On reparle donc de la publication dans la presse tchèque d’un document confidentiel, la retranscription d’une négociation franco-tchèque entre notamment Nicolas Sarkozy et Mirek Topolanek. Ce document dont nous vous parlions déjà la semaine dernière a été repris entre temps par plusieurs médias internationaux.

Une fuite plus qu’embarrassante pour Prague, car une erreur a été commise au sein de la diplomatie tchèque. Selon le quotidien Dnes, c’est parce que ce document a oublié d’être « chiffré » (ou codé) qu’il est sorti aussi facilement du ministère des Affaires étrangères et a finalement été publié dans la presse. Karel Schwarzenberg, le chef de la diplomatie tchèque a déjà présenté des excuses à la partie française.

Pavel Fischer, l’ambassadeur tchèque en France, avait lui mis en doute l’authenticité du document. Mais dimanche, le Premier ministre Mirek Topolanek a concédé que la retranscription était presque authentique :

Mirek Topolánek, photo: CTK
« Il n’est pas vraiment exactement authentique, et je considère comme une incroyable erreur de la diplomatie tchèque que ce document, même sous cette forme, ait pu sortir. »

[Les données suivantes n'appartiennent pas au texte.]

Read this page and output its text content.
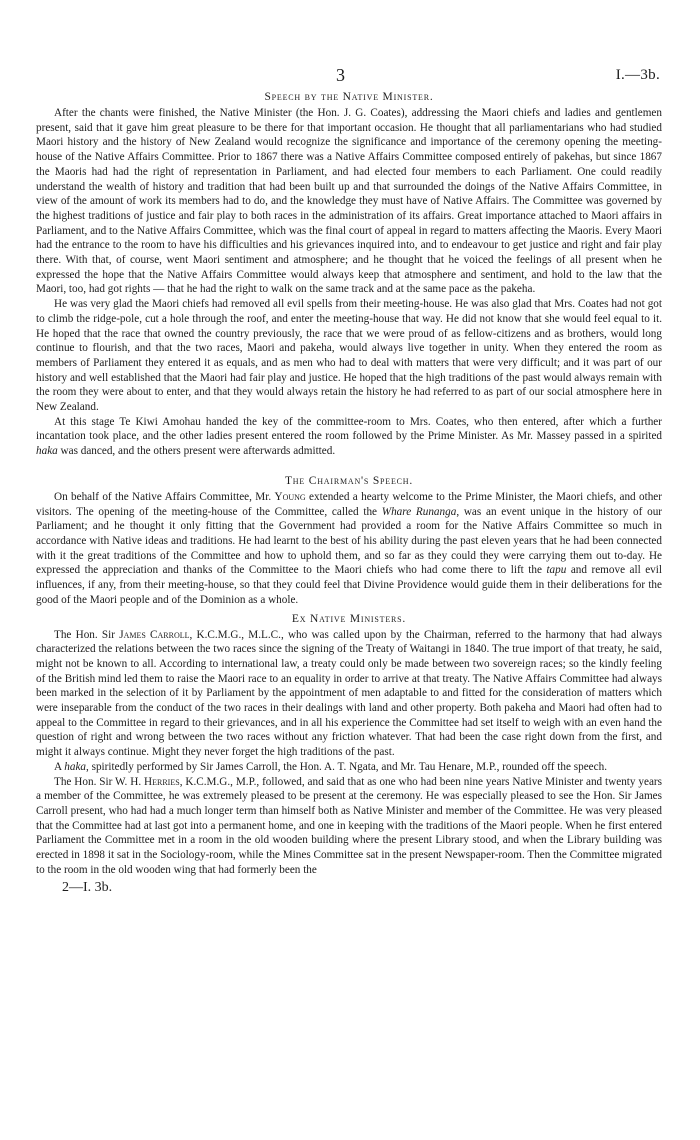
3	I.—3b.
Speech by the Native Minister.

After the chants were finished, the Native Minister (the Hon. J. G. Coates), addressing the Maori chiefs and ladies and gentlemen present, said that it gave him great pleasure to be there for that important occasion. He thought that all parliamentarians who had studied Maori history and the history of New Zealand would recognize the significance and importance of the ceremony opening the meeting-house of the Native Affairs Committee. Prior to 1867 there was a Native Affairs Committee composed entirely of pakehas, but since 1867 the Maoris had had the right of representation in Parliament, and had elected four members to each Parliament. One could readily understand the wealth of history and tradition that had been built up and that surrounded the doings of the Native Affairs Committee, in view of the amount of work its members had to do, and the knowledge they must have of Native Affairs. The Committee was governed by the highest traditions of justice and fair play to both races in the administration of its affairs. Great importance attached to Maori affairs in Parliament, and to the Native Affairs Committee, which was the final court of appeal in regard to matters affecting the Maoris. Every Maori had the entrance to the room to have his difficulties and his grievances inquired into, and to endeavour to get justice and right and fair play there. With that, of course, went Maori sentiment and atmosphere; and he thought that he voiced the feelings of all present when he expressed the hope that the Native Affairs Committee would always keep that atmosphere and sentiment, and hold to the law that the Maori, too, had got rights — that he had the right to walk on the same track and at the same pace as the pakeha.

He was very glad the Maori chiefs had removed all evil spells from their meeting-house. He was also glad that Mrs. Coates had not got to climb the ridge-pole, cut a hole through the roof, and enter the meeting-house that way. He did not know that she would feel equal to it. He hoped that the race that owned the country previously, the race that we were proud of as fellow-citizens and as brothers, would long continue to flourish, and that the two races, Maori and pakeha, would always live together in unity. When they entered the room as members of Parliament they entered it as equals, and as men who had to deal with matters that were very difficult; and it was part of our history and well established that the Maori had fair play and justice. He hoped that the high traditions of the past would always remain with the room they were about to enter, and that they would always retain the history he had referred to as part of our social atmosphere here in New Zealand.

At this stage Te Kiwi Amohau handed the key of the committee-room to Mrs. Coates, who then entered, after which a further incantation took place, and the other ladies present entered the room followed by the Prime Minister. As Mr. Massey passed in a spirited haka was danced, and the others present were afterwards admitted.

The Chairman's Speech.

On behalf of the Native Affairs Committee, Mr. Young extended a hearty welcome to the Prime Minister, the Maori chiefs, and other visitors. The opening of the meeting-house of the Committee, called the Whare Runanga, was an event unique in the history of our Parliament; and he thought it only fitting that the Government had provided a room for the Native Affairs Committee so much in accordance with Native ideas and traditions. He had learnt to the best of his ability during the past eleven years that he had been connected with it the great traditions of the Committee and how to uphold them, and so far as they could they were carrying them out to-day. He expressed the appreciation and thanks of the Committee to the Maori chiefs who had come there to lift the tapu and remove all evil influences, if any, from their meeting-house, so that they could feel that Divine Providence would guide them in their deliberations for the good of the Maori people and of the Dominion as a whole.

Ex Native Ministers.

The Hon. Sir James Carroll, K.C.M.G., M.L.C., who was called upon by the Chairman, referred to the harmony that had always characterized the relations between the two races since the signing of the Treaty of Waitangi in 1840. The true import of that treaty, he said, might not be known to all. According to international law, a treaty could only be made between two sovereign races; so the kindly feeling of the British mind led them to raise the Maori race to an equality in order to arrive at that treaty. The Native Affairs Committee had always been marked in the selection of it by Parliament by the appointment of men adaptable to and fitted for the consideration of matters which were inseparable from the conduct of the two races in their dealings with land and other property. Both pakeha and Maori had often had to appeal to the Committee in regard to their grievances, and in all his experience the Committee had set itself to weigh with an even hand the question of right and wrong between the two races without any friction whatever. That had been the case right down from the first, and might it always continue. Might they never forget the high traditions of the past.

A haka, spiritedly performed by Sir James Carroll, the Hon. A. T. Ngata, and Mr. Tau Henare, M.P., rounded off the speech.

The Hon. Sir W. H. Herries, K.C.M.G., M.P., followed, and said that as one who had been nine years Native Minister and twenty years a member of the Committee, he was extremely pleased to be present at the ceremony. He was especially pleased to see the Hon. Sir James Carroll present, who had had a much longer term than himself both as Native Minister and member of the Committee. He was very pleased that the Committee had at last got into a permanent home, and one in keeping with the traditions of the Maori people. When he first entered Parliament the Committee met in a room in the old wooden building where the present Library stood, and when the Library building was erected in 1898 it sat in the Sociology-room, while the Mines Committee sat in the present Newspaper-room. Then the Committee migrated to the room in the old wooden wing that had formerly been the

2—I. 3b.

Le président de la République, dont les relations avec le Premier ministre ne sont pas vraiment au beau fixe en ce moment, n’a pas attendu longtemps pour réagir.

Václav Klaus, photo: CTK
Selon Vaclav Klaus, « le plus triste dans cette conversation, c’est sa jovialité ». « Je ne me serais jamais comporté comme ça, c’est inacceptable », a déclaré le chef de l’Etat avant de préciser que quand lui se rend au palais de l’Elysée, c’est pour « représenter la République tchèque et pas pour s’entendre avec l’actuel puissant d’Europe Monsieur Sarkozy ».

A qui profite la fuite de ce document ? Difficile à dire, mais dans le contexte tendu entre le président et le chef du gouvernement, le premier, eurosceptique de surcroît, ne manque pas l’opportunité d’enfoncer le deuxième, qui lui a succédé à la tête du parti ODS : « Plus un politicien est affaibli sur la scène intérieure, plus il est bon pour lui d’aller faire du copinage à l’Elysée », estime Vaclav Klaus.